Lo que quiero decir con estas reflexiones es que no se debe rechazar tan a la ligera el programa reduccionista de naturalización del universo. No es este el enemigo del asombro. Mi tesis es que incluso dentro de dicho paradigma hay razones que apuntan a la necesidad de una renovación metodológica si se quiere avanzar en su comprensión física y filosófica. Un universo singularmente bello es aquel al que lleva tiempo apuntando la física contemporánea. A este respecto, me permito subrayar los recientes comentarios del físico Frank Wilczek, galardonado con el Premio Templeton 2022. Solo hace falta que la filosofía de la naturaleza y las humanidades recojan el guante, no rechacen el terreno donde se juega este partido y hagan gala de su mejor capacidad crítica para recuperar el asombro como punto de partida que también brinda la física.

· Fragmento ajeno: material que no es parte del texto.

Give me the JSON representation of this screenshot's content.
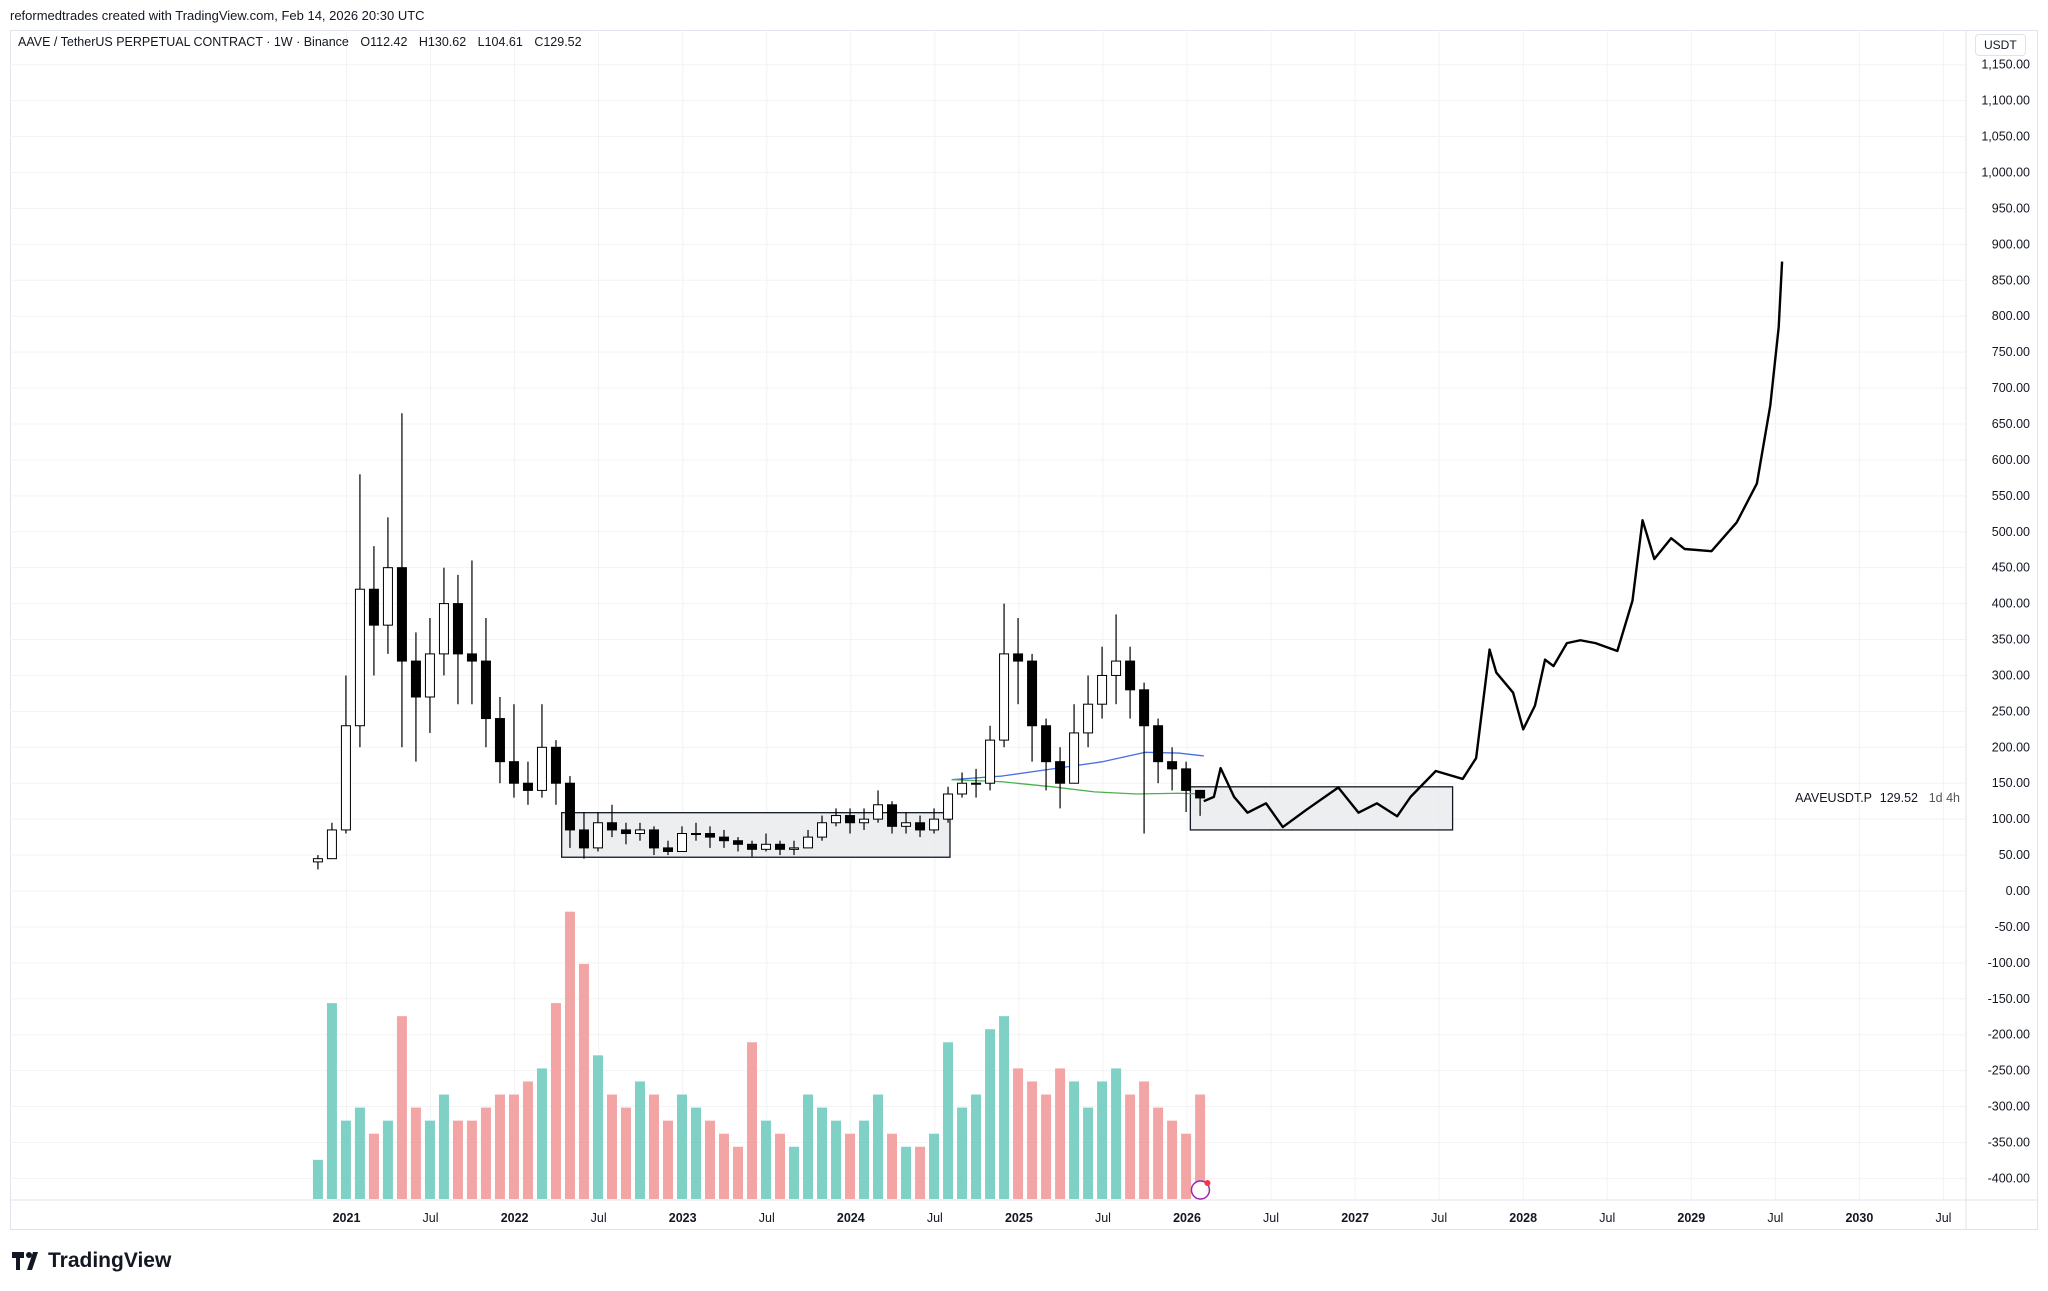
{
  "header": {
    "credit": "reformedtrades created with TradingView.com, Feb 14, 2026 20:30 UTC",
    "symbol": "AAVE / TetherUS PERPETUAL CONTRACT · 1W · Binance",
    "open": "O112.42",
    "high": "H130.62",
    "low": "L104.61",
    "close": "C129.52"
  },
  "axis": {
    "currency": "USDT"
  },
  "price_tag": {
    "symbol": "AAVEUSDT.P",
    "price": "129.52",
    "countdown": "1d 4h"
  },
  "logo": {
    "text": "TradingView"
  },
  "colors": {
    "up_volume": "#7fd1c6",
    "down_volume": "#f3a5a5",
    "ma_blue": "#4a6fe0",
    "ma_green": "#4caf50",
    "box_fill": "#e9eaec",
    "projection": "#000000"
  },
  "chart_data": {
    "type": "candlestick",
    "title": "AAVE / TetherUS PERPETUAL CONTRACT · 1W · Binance",
    "ylabel": "USDT",
    "ylim": [
      -420,
      1180
    ],
    "yticks": [
      1150,
      1100,
      1050,
      1000,
      950,
      900,
      850,
      800,
      750,
      700,
      650,
      600,
      550,
      500,
      450,
      400,
      350,
      300,
      250,
      200,
      150,
      100,
      50,
      0,
      -50,
      -100,
      -150,
      -200,
      -250,
      -300,
      -350,
      -400
    ],
    "xticks": [
      {
        "label": "2021",
        "t": 2021
      },
      {
        "label": "Jul",
        "t": 2021.5
      },
      {
        "label": "2022",
        "t": 2022
      },
      {
        "label": "Jul",
        "t": 2022.5
      },
      {
        "label": "2023",
        "t": 2023
      },
      {
        "label": "Jul",
        "t": 2023.5
      },
      {
        "label": "2024",
        "t": 2024
      },
      {
        "label": "Jul",
        "t": 2024.5
      },
      {
        "label": "2025",
        "t": 2025
      },
      {
        "label": "Jul",
        "t": 2025.5
      },
      {
        "label": "2026",
        "t": 2026
      },
      {
        "label": "Jul",
        "t": 2026.5
      },
      {
        "label": "2027",
        "t": 2027
      },
      {
        "label": "Jul",
        "t": 2027.5
      },
      {
        "label": "2028",
        "t": 2028
      },
      {
        "label": "Jul",
        "t": 2028.5
      },
      {
        "label": "2029",
        "t": 2029
      },
      {
        "label": "Jul",
        "t": 2029.5
      },
      {
        "label": "2030",
        "t": 2030
      },
      {
        "label": "Jul",
        "t": 2030.5
      }
    ],
    "candles_start": 2020.83,
    "candle_step": 0.0833,
    "close": [
      45,
      85,
      230,
      420,
      370,
      450,
      320,
      270,
      330,
      400,
      330,
      320,
      240,
      180,
      150,
      140,
      200,
      150,
      85,
      60,
      95,
      85,
      80,
      85,
      60,
      55,
      80,
      80,
      75,
      70,
      65,
      58,
      65,
      58,
      60,
      75,
      95,
      105,
      95,
      100,
      120,
      90,
      95,
      85,
      100,
      135,
      150,
      150,
      210,
      330,
      320,
      230,
      180,
      150,
      220,
      260,
      300,
      320,
      280,
      230,
      180,
      170,
      140,
      129.52
    ],
    "high": [
      50,
      95,
      300,
      580,
      480,
      520,
      665,
      360,
      380,
      450,
      440,
      460,
      380,
      270,
      260,
      180,
      260,
      210,
      160,
      110,
      110,
      120,
      95,
      95,
      90,
      70,
      90,
      95,
      90,
      85,
      75,
      70,
      80,
      70,
      70,
      85,
      105,
      115,
      115,
      115,
      140,
      125,
      110,
      105,
      115,
      145,
      165,
      170,
      230,
      400,
      380,
      330,
      240,
      200,
      260,
      300,
      340,
      385,
      340,
      290,
      240,
      200,
      180,
      130.62
    ],
    "low": [
      30,
      55,
      80,
      200,
      300,
      330,
      200,
      180,
      220,
      300,
      260,
      260,
      200,
      150,
      130,
      120,
      130,
      120,
      60,
      45,
      55,
      75,
      65,
      70,
      50,
      50,
      55,
      70,
      60,
      60,
      55,
      48,
      55,
      50,
      50,
      60,
      70,
      90,
      80,
      85,
      95,
      80,
      80,
      75,
      80,
      95,
      130,
      130,
      140,
      200,
      260,
      180,
      140,
      115,
      150,
      200,
      240,
      260,
      240,
      80,
      150,
      140,
      110,
      104.61
    ],
    "volume": [
      30,
      150,
      60,
      70,
      50,
      60,
      140,
      70,
      60,
      80,
      60,
      60,
      70,
      80,
      80,
      90,
      100,
      150,
      220,
      180,
      110,
      80,
      70,
      90,
      80,
      60,
      80,
      70,
      60,
      50,
      40,
      120,
      60,
      50,
      40,
      80,
      70,
      60,
      50,
      60,
      80,
      50,
      40,
      40,
      50,
      120,
      70,
      80,
      130,
      140,
      100,
      90,
      80,
      100,
      90,
      70,
      90,
      100,
      80,
      90,
      70,
      60,
      50,
      80
    ],
    "ma_blue": [
      [
        2024.6,
        155
      ],
      [
        2024.9,
        160
      ],
      [
        2025.2,
        170
      ],
      [
        2025.5,
        180
      ],
      [
        2025.75,
        193
      ],
      [
        2025.95,
        192
      ],
      [
        2026.1,
        188
      ]
    ],
    "ma_green": [
      [
        2024.6,
        155
      ],
      [
        2024.9,
        152
      ],
      [
        2025.2,
        145
      ],
      [
        2025.45,
        138
      ],
      [
        2025.7,
        135
      ],
      [
        2025.95,
        136
      ],
      [
        2026.1,
        135
      ]
    ],
    "boxes": [
      {
        "t0": 2022.28,
        "t1": 2024.59,
        "p0": 47,
        "p1": 109
      },
      {
        "t0": 2026.02,
        "t1": 2027.58,
        "p0": 85,
        "p1": 145
      }
    ],
    "projection": [
      [
        2026.1,
        125
      ],
      [
        2026.16,
        131
      ],
      [
        2026.2,
        171
      ],
      [
        2026.28,
        131
      ],
      [
        2026.36,
        109
      ],
      [
        2026.47,
        122
      ],
      [
        2026.57,
        89
      ],
      [
        2026.71,
        113
      ],
      [
        2026.9,
        144
      ],
      [
        2027.02,
        109
      ],
      [
        2027.13,
        122
      ],
      [
        2027.25,
        104
      ],
      [
        2027.33,
        131
      ],
      [
        2027.48,
        167
      ],
      [
        2027.64,
        156
      ],
      [
        2027.72,
        185
      ],
      [
        2027.8,
        336
      ],
      [
        2027.84,
        304
      ],
      [
        2027.94,
        276
      ],
      [
        2028.0,
        225
      ],
      [
        2028.07,
        258
      ],
      [
        2028.13,
        322
      ],
      [
        2028.18,
        313
      ],
      [
        2028.26,
        345
      ],
      [
        2028.34,
        349
      ],
      [
        2028.43,
        345
      ],
      [
        2028.56,
        334
      ],
      [
        2028.65,
        404
      ],
      [
        2028.71,
        516
      ],
      [
        2028.78,
        462
      ],
      [
        2028.88,
        491
      ],
      [
        2028.96,
        476
      ],
      [
        2029.12,
        473
      ],
      [
        2029.27,
        513
      ],
      [
        2029.39,
        567
      ],
      [
        2029.47,
        676
      ],
      [
        2029.52,
        785
      ],
      [
        2029.54,
        876
      ]
    ]
  }
}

El diálogo entre ciencia y humanidades a partir de la belleza puede ayudar a crear el tipo de amistad intelectual que nuestra sociedad necesita. Precisamente nos recuerda la urgencia de esta colaboración la presente “convicción de que, además de los desarrollos científicos especializados, es necesaria la comunicación entre disciplinas, puesto que la realidad es una, aunque pueda ser abordada desde distintas perspectivas y con diferentes metodologías” (Fratelli tutti, n. 204). Se trata entonces de promover la amistad intelectual entre aquellas disciplinas que creen en la verdad y en que el hombre puede encontrarla y asombrase ante ella. Quizás nuestra época de la “posverdad”, ayuna de referencias firmes, permita el renovado encuentro entre estos ámbitos del conocimiento humano que nunca debieron enfrentarse, que deberían profesar una mutua admiración, y continúan estando llamados a servirse entre sí.